Question
Answer and Explanation
To prove that a language is undecidable, you typically demonstrate that no Turing machine can always halt and correctly decide whether a given string belongs to the language or not. Here's a breakdown of common methods:
1. Reduction from a Known Undecidable Problem:
- The most common technique is to show that if you could decide the language in question (let's call it L), you could also solve a known undecidable problem (e.g., the Halting problem). This is done by reducing the known undecidable problem to L.
- The Halting problem is frequently used as the basis for reductions. The Halting problem asks: Given a Turing Machine M and an input string w, will M halt when run on w?

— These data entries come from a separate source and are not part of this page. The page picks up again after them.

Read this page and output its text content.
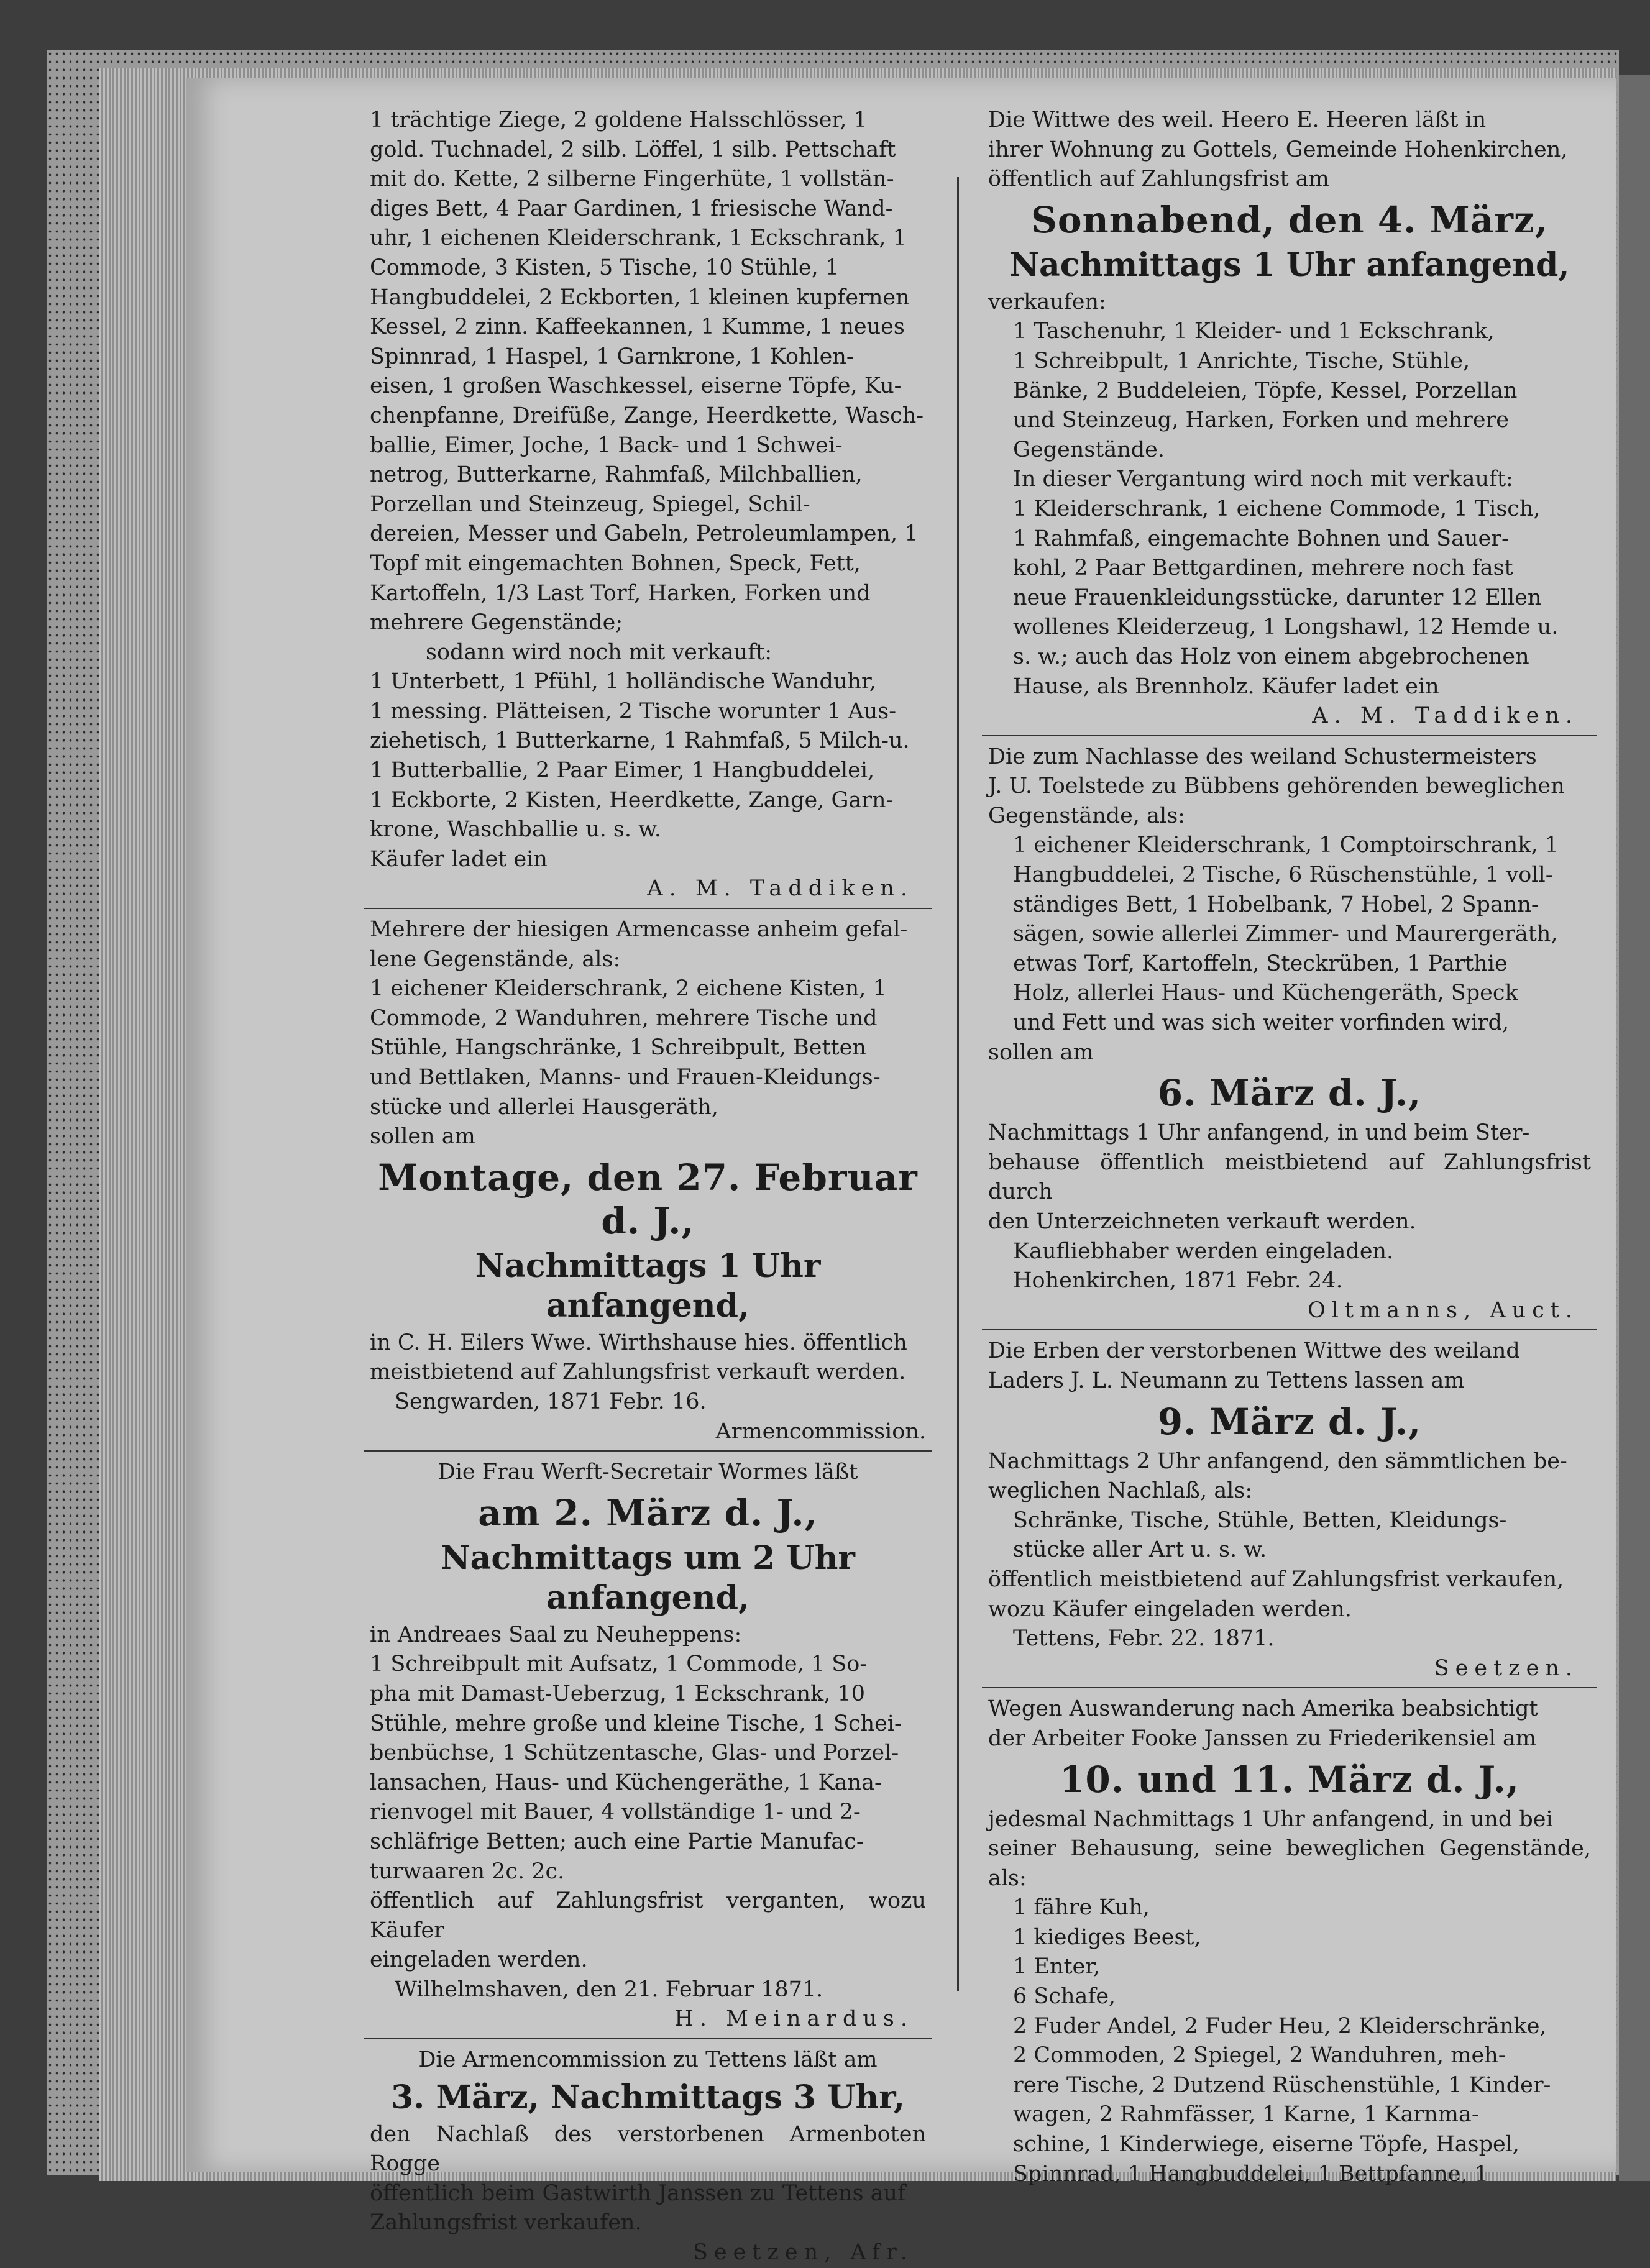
1 trächtige Ziege, 2 goldene Halsschlösser, 1

gold. Tuchnadel, 2 silb. Löffel, 1 silb. Pettschaft

mit do. Kette, 2 silberne Fingerhüte, 1 vollstän-

diges Bett, 4 Paar Gardinen, 1 friesische Wand-

uhr, 1 eichenen Kleiderschrank, 1 Eckschrank, 1

Commode, 3 Kisten, 5 Tische, 10 Stühle, 1

Hangbuddelei, 2 Eckborten, 1 kleinen kupfernen

Kessel, 2 zinn. Kaffeekannen, 1 Kumme, 1 neues

Spinnrad, 1 Haspel, 1 Garnkrone, 1 Kohlen-

eisen, 1 großen Waschkessel, eiserne Töpfe, Ku-

chenpfanne, Dreifüße, Zange, Heerdkette, Wasch-

ballie, Eimer, Joche, 1 Back- und 1 Schwei-

netrog, Butterkarne, Rahmfaß, Milchballien,

Porzellan und Steinzeug, Spiegel, Schil-

dereien, Messer und Gabeln, Petroleumlampen, 1

Topf mit eingemachten Bohnen, Speck, Fett,

Kartoffeln, 1/3 Last Torf, Harken, Forken und

mehrere Gegenstände;

sodann wird noch mit verkauft:

1 Unterbett, 1 Pfühl, 1 holländische Wanduhr,

1 messing. Plätteisen, 2 Tische worunter 1 Aus-

ziehetisch, 1 Butterkarne, 1 Rahmfaß, 5 Milch-u.

1 Butterballie, 2 Paar Eimer, 1 Hangbuddelei,

1 Eckborte, 2 Kisten, Heerdkette, Zange, Garn-

krone, Waschballie u. s. w.

Käufer ladet ein

A. M. Taddiken.

Mehrere der hiesigen Armencasse anheim gefal-

lene Gegenstände, als:

1 eichener Kleiderschrank, 2 eichene Kisten, 1

Commode, 2 Wanduhren, mehrere Tische und

Stühle, Hangschränke, 1 Schreibpult, Betten

und Bettlaken, Manns- und Frauen-Kleidungs-

stücke und allerlei Hausgeräth,

sollen am

Montage, den 27. Februar d. J.,

Nachmittags 1 Uhr anfangend,

in C. H. Eilers Wwe. Wirthshause hies. öffentlich

meistbietend auf Zahlungsfrist verkauft werden.

Sengwarden, 1871 Febr. 16.

Armencommission.

Die Frau Werft-Secretair Wormes läßt

am 2. März d. J.,

Nachmittags um 2 Uhr anfangend,

in Andreaes Saal zu Neuheppens:

1 Schreibpult mit Aufsatz, 1 Commode, 1 So-

pha mit Damast-Ueberzug, 1 Eckschrank, 10

Stühle, mehre große und kleine Tische, 1 Schei-

benbüchse, 1 Schützentasche, Glas- und Porzel-

lansachen, Haus- und Küchengeräthe, 1 Kana-

rienvogel mit Bauer, 4 vollständige 1- und 2-

schläfrige Betten; auch eine Partie Manufac-

turwaaren 2c. 2c.

öffentlich auf Zahlungsfrist verganten, wozu Käufer

eingeladen werden.

Wilhelmshaven, den 21. Februar 1871.

H. Meinardus.

Die Armencommission zu Tettens läßt am

3. März, Nachmittags 3 Uhr,

den Nachlaß des verstorbenen Armenboten Rogge

öffentlich beim Gastwirth Janssen zu Tettens auf

Zahlungsfrist verkaufen.

Seetzen, Afr.

Die Wittwe des weil. Heero E. Heeren läßt in

ihrer Wohnung zu Gottels, Gemeinde Hohenkirchen,

öffentlich auf Zahlungsfrist am

Sonnabend, den 4. März,

Nachmittags 1 Uhr anfangend,

verkaufen:

1 Taschenuhr, 1 Kleider- und 1 Eckschrank,

1 Schreibpult, 1 Anrichte, Tische, Stühle,

Bänke, 2 Buddeleien, Töpfe, Kessel, Porzellan

und Steinzeug, Harken, Forken und mehrere

Gegenstände.

In dieser Vergantung wird noch mit verkauft:

1 Kleiderschrank, 1 eichene Commode, 1 Tisch,

1 Rahmfaß, eingemachte Bohnen und Sauer-

kohl, 2 Paar Bettgardinen, mehrere noch fast

neue Frauenkleidungsstücke, darunter 12 Ellen

wollenes Kleiderzeug, 1 Longshawl, 12 Hemde u.

s. w.; auch das Holz von einem abgebrochenen

Hause, als Brennholz. Käufer ladet ein

A. M. Taddiken.

Die zum Nachlasse des weiland Schustermeisters

J. U. Toelstede zu Bübbens gehörenden beweglichen

Gegenstände, als:

1 eichener Kleiderschrank, 1 Comptoirschrank, 1

Hangbuddelei, 2 Tische, 6 Rüschenstühle, 1 voll-

ständiges Bett, 1 Hobelbank, 7 Hobel, 2 Spann-

sägen, sowie allerlei Zimmer- und Maurergeräth,

etwas Torf, Kartoffeln, Steckrüben, 1 Parthie

Holz, allerlei Haus- und Küchengeräth, Speck

und Fett und was sich weiter vorfinden wird,

sollen am

6. März d. J.,

Nachmittags 1 Uhr anfangend, in und beim Ster-

behause öffentlich meistbietend auf Zahlungsfrist durch

den Unterzeichneten verkauft werden.

Kaufliebhaber werden eingeladen.

Hohenkirchen, 1871 Febr. 24.

Oltmanns, Auct.

Die Erben der verstorbenen Wittwe des weiland

Laders J. L. Neumann zu Tettens lassen am

9. März d. J.,

Nachmittags 2 Uhr anfangend, den sämmtlichen be-

weglichen Nachlaß, als:

Schränke, Tische, Stühle, Betten, Kleidungs-

stücke aller Art u. s. w.

öffentlich meistbietend auf Zahlungsfrist verkaufen,

wozu Käufer eingeladen werden.

Tettens, Febr. 22. 1871.

Seetzen.

Wegen Auswanderung nach Amerika beabsichtigt

der Arbeiter Fooke Janssen zu Friederikensiel am

10. und 11. März d. J.,

jedesmal Nachmittags 1 Uhr anfangend, in und bei

seiner Behausung, seine beweglichen Gegenstände, als:

1 fähre Kuh,

1 kiediges Beest,

1 Enter,

6 Schafe,

2 Fuder Andel, 2 Fuder Heu, 2 Kleiderschränke,

2 Commoden, 2 Spiegel, 2 Wanduhren, meh-

rere Tische, 2 Dutzend Rüschenstühle, 1 Kinder-

wagen, 2 Rahmfässer, 1 Karne, 1 Karnma-

schine, 1 Kinderwiege, eiserne Töpfe, Haspel,

Spinnrad, 1 Hangbuddelei, 1 Bettpfanne, 1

- To perform a reduction, you must show that if you had a decider for L (a Turing Machine that always halts and correctly answers whether a string is in L or not), you could construct a Turing Machine that decides the Halting problem. Since the Halting problem is undecidable, it follows that L must also be undecidable.
2. Proof by Contradiction:
- Assume that the language L is decidable. This implies there exists a Turing Machine (TM) that can decide L.
- Show that this assumption leads to a contradiction, often by using the hypothetical TM to solve a known undecidable problem.
3. Rice's Theorem:
- Rice's Theorem states that any non-trivial property of the language recognized by a Turing machine is undecidable.
- A "non-trivial" property is one that is neither true for all recognizable languages nor true for no recognizable languages.
- To use Rice's Theorem, you need to show that the language in question represents a non-trivial property of the languages recognized by Turing machines. For example, determining whether a TM recognizes an empty language is undecidable by Rice's Theorem.
4. Diagonalization:
- Diagonalization is a powerful technique often used to prove undecidability. This method was famously employed by Alan Turing to show the undecidability of the Halting problem.
- The general idea involves creating a "diagonal" Turing machine that behaves differently from all other Turing machines on a particular input.
Example: Reduction from the Halting Problem
Suppose we want to show that the language L = { < M > | M is a Turing Machine that halts on at least one input } is undecidable.
Assume, for the sake of contradiction, that L is decidable. That is, there exists a Turing Machine, `decider_L`, that decides L.
Now, let's use `decider_L` to build a TM, `decider_Halting`, that decides the Halting problem.
Given a Turing Machine M and input w (the input to the Halting problem), `decider_Halting` does the following:
1. Construct a new Turing Machine M' from M and w.
2. M' ignores its input and runs M on w.
3. Run `decider_L` on < M' >. If `decider_L` accepts, then M' halts on at least one input (in fact, it halts on every input). Thus, M halts on w. If `decider_L` rejects, then M' halts on no inputs, which is a contradiction. Thus, M does not halt on w.
Thus, if `decider_L` exists, we've constructed `decider_Halting`, a decider for the Halting problem. But the Halting problem is undecidable! Therefore, our initial assumption (that `decider_L` exists) must be false. Therefore, L is undecidable.
These methods are crucial in theoretical computer science for understanding the limits of computation.